NGI graphic illustration
The Northrop Grumman and Raytheon team complete a major milestone as the work to ensure the Missile Defense Agency’s Next Generation Interceptor is ready to protect the homeland from incoming threats. Photo: Northrop Grumman

One of the two teams working on the development of the Next Generation Interceptor (NGI) for the US homeland intercontinental ballistic missile defense system announced it had completed the System Requirements Review (SRR) ahead of schedule.

Northrop Grumman and Raytheon Technologies announced on December 20 they completed the milestone, and are now proceeding with initial system design, further risk reduction testing, and critical component qualification activities.

Lockheed Martin revealed in October this year that the US Missile Defense Agency (MDA) approved its SRR.

Northrop Grumman said the achievement followed a demonstration of the team’s NGI Common Software Factory, which enables rapid development, integration and delivery in a DevSecOps environment.

“We’re leveraging our two decades of performance on the current Ground-Based Interceptor (GBI),” said Scott Lehr, vice president and general manager, launch and missile defense systems, Northrop Grumman. “With our combined workforce, extensive expertise and state-of-the-art facilities, we will deliver a highly capable new interceptor that will protect our nation against long-range missile threats for decades to come.”

The Northrop Grumman and Raytheon Technologies team is leveraging high-fidelity model-based systems engineering, and hardware manufacturing in customer-certified facilities. The team is also conducting internally-funded risk reduction hardware development and testing to ensure deployment of NGI in the rapid timeline the nation requires.

“Raytheon is the nation’s provider of kill vehicle payloads that maneuver in space to destroy missile threats, with 47 successful exo-atmospheric intercepts achieved to date,” said Tay Fitzgerald, vice president of Strategic Missile Defense, Raytheon Missiles & Defense. “Our digital system design approach gives us high confidence in our solution going into the preliminary design review.”
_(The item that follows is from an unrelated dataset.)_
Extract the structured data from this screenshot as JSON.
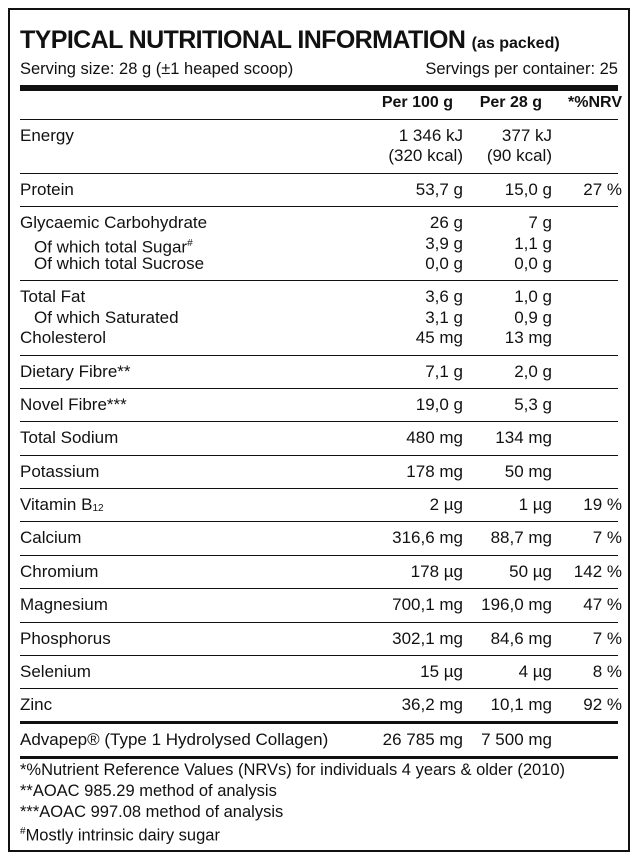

As the ground-based midcourse missile defense system, NGI is an advanced interceptor designed to protect the nation against intercontinental ballistic missile attack. NGI’s mission will be to protect the homeland against missile threats from rogue nations with a modern weapon system as an evolution of the currently deployed Ground-Based Midcourse Defense (GMD) system.

Pentagon said it would uphold “fly before you buy” principles to ensure the overall system and components have been rigorously flight-tested prior to making any procurement decisions.

The contracts awarded to the two teams have an estimated maximum value of $1.6 billion through fiscal year 2022, and are structured to carry two designs into the technology development and risk reduction phase.